Being here. Maintaining this sacred space we’d built in our shared trauma.
Because that’s what this really was, wasn’t it?
Not just grief for those kids, but something deeper.
The terror of being alone with what we’d witnessed.
The way Beck’s pulse had fluttered and nearly stopped over and over under my fingertips.
The sound Delaney had made when they’d loaded her into the ambulance, that keening wail that still echoed in my dreams.
We were being haunted.
Both sleepless. Both building elaborate coping mechanisms that any sane person would immediately recognize as unhealthy.
But standing among the evidence of her devotion, of the white roses placed with the reverence of a mourner at a grave, I understood something that should’ve absolutely terrified me:
I didn’t want to be sane anymore.
I wanted to be broken in exactly the same manner she was broken, wanted to match her madness with my own until we became something new together.
Something that could only exist in the space between trauma and healing, in the dark hours when the world slept and left us alone with our ghosts and our demons.
I could have come Tuesday night. Could have finally faced her again, spoken her name if she’d been willing to give it.

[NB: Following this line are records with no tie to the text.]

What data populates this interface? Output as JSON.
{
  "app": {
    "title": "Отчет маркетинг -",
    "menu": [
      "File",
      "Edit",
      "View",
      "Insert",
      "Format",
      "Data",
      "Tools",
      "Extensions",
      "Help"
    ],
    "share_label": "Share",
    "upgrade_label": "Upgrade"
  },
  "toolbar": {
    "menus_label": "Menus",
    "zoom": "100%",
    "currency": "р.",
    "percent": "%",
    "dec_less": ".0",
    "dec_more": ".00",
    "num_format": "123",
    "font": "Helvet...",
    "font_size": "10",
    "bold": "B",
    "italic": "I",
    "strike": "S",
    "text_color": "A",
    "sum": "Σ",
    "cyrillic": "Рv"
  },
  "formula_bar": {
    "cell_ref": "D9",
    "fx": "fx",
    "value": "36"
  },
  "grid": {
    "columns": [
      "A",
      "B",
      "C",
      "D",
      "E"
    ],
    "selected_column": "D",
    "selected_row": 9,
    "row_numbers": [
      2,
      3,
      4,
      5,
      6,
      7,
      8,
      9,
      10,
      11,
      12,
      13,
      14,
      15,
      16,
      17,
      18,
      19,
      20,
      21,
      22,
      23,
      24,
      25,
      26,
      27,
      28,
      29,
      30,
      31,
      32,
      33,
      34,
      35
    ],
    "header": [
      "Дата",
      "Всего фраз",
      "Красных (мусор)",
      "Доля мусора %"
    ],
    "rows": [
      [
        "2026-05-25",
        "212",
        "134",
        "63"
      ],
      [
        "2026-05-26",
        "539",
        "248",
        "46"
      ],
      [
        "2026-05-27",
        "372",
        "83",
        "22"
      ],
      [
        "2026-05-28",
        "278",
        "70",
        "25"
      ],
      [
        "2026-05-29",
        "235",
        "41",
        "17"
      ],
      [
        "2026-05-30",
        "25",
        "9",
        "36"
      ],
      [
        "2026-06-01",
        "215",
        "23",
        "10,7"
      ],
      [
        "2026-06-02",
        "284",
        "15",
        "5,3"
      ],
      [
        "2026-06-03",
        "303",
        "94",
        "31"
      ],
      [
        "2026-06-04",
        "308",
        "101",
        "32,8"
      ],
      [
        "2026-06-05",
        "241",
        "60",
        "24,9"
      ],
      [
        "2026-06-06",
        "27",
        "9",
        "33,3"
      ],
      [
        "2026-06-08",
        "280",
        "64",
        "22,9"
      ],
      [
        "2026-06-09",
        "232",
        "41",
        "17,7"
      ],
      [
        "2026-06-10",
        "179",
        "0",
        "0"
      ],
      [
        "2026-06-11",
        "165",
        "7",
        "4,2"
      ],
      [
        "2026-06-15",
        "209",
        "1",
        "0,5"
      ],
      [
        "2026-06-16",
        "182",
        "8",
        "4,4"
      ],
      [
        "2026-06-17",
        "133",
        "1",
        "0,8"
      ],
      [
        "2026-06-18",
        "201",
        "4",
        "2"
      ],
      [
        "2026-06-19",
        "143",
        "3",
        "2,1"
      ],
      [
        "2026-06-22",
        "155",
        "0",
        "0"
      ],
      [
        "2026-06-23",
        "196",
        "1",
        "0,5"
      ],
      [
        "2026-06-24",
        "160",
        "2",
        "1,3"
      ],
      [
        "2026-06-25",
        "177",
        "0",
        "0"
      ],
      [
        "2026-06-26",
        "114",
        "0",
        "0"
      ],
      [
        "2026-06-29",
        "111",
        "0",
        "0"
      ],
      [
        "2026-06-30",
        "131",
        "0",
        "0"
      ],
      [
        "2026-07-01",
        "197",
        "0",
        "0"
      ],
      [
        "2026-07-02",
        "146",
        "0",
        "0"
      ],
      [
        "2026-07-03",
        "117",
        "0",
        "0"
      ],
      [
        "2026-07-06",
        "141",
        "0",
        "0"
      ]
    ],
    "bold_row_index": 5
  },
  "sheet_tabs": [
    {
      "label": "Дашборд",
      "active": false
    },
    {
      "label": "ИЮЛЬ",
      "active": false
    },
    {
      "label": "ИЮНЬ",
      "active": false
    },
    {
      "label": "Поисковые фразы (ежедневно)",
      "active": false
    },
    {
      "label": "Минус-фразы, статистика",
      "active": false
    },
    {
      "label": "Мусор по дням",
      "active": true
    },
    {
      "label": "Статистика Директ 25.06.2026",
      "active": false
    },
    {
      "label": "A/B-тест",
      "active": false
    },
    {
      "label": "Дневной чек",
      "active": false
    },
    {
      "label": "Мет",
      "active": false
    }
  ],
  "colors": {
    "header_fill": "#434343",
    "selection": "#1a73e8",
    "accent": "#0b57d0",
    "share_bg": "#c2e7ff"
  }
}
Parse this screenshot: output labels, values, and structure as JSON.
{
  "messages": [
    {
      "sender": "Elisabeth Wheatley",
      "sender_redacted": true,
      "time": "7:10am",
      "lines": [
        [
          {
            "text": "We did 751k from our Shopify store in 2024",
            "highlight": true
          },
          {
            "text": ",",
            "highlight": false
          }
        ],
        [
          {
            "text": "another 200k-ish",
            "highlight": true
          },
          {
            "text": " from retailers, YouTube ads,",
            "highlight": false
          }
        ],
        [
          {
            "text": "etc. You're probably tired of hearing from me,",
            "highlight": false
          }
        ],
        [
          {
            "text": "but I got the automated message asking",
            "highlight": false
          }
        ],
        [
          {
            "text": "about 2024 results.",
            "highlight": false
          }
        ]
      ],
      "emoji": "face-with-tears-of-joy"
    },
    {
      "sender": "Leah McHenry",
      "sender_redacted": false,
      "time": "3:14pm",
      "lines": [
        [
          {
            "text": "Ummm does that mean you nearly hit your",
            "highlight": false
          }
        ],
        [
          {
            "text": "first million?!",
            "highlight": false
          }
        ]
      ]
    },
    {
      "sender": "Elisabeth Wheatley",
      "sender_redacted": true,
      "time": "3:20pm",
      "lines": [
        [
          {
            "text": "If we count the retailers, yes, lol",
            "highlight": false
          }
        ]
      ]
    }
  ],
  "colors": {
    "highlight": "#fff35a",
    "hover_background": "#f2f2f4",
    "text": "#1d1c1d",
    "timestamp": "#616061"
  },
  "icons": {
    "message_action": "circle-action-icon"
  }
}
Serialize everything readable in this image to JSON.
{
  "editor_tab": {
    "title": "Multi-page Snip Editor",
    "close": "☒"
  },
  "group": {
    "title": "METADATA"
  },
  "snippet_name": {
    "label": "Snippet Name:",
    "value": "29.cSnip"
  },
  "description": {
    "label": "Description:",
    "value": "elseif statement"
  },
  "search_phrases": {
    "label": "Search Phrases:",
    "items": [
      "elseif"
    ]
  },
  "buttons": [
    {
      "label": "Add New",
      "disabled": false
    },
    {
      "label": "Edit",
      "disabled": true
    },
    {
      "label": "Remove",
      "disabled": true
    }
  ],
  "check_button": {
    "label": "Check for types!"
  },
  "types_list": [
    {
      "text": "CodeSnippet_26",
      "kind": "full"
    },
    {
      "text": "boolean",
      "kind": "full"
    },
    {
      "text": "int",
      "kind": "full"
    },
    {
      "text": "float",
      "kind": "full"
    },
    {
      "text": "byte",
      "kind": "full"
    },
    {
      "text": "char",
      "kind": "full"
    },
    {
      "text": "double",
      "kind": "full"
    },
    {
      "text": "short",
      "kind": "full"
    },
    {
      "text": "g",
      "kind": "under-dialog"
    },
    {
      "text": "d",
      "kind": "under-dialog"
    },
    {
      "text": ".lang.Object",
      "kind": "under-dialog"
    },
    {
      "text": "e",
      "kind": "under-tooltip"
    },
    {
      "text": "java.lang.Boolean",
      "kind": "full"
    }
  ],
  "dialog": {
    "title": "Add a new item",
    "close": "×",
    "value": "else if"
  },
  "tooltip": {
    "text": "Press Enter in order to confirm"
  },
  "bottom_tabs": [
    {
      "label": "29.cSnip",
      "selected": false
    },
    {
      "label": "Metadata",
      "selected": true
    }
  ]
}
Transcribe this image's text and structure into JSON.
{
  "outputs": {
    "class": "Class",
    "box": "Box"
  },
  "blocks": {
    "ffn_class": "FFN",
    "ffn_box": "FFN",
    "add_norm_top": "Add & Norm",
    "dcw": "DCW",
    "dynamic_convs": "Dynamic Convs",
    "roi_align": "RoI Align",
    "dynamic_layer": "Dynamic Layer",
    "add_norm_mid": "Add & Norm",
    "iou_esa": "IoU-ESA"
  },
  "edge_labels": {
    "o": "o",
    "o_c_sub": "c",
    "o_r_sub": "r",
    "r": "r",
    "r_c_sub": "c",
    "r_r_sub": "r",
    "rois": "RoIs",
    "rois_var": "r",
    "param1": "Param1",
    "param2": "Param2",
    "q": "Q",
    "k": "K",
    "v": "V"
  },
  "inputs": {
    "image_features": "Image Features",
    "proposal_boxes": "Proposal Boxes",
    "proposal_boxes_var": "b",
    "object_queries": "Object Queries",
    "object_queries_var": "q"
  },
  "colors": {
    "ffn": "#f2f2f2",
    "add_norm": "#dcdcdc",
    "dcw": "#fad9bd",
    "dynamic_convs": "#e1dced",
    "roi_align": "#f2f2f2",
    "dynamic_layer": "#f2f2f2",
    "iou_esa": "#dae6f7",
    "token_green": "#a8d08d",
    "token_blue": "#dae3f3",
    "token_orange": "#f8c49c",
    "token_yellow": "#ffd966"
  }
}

But every week I chose another day instead, chose the cowardly distance of seeing her work without risking the conversation that might shatter whatever this was we’d built over the last few months.
What if she was disappointed by the reality of me? What if thirty-seven minutes of shared trauma wasn’t enough foundation for whatever beautiful dreams I’d been constructing in my mind?
Coward. We both were.
We’d built this elaborate love letter out of stones and flowers and shared insomnia, too afraid to write our names at the bottom.
Tomorrow night I’d be back, probably. And next Tuesday, so would she.
The garden would grow larger, more elaborate, more beautiful and terrible and maddening with each passing week.
Until something gave. Until one of us finally broke completely.
Or found the courage to speak.
I didn’t know which was better, which was worse. I didn’t know anything anymore.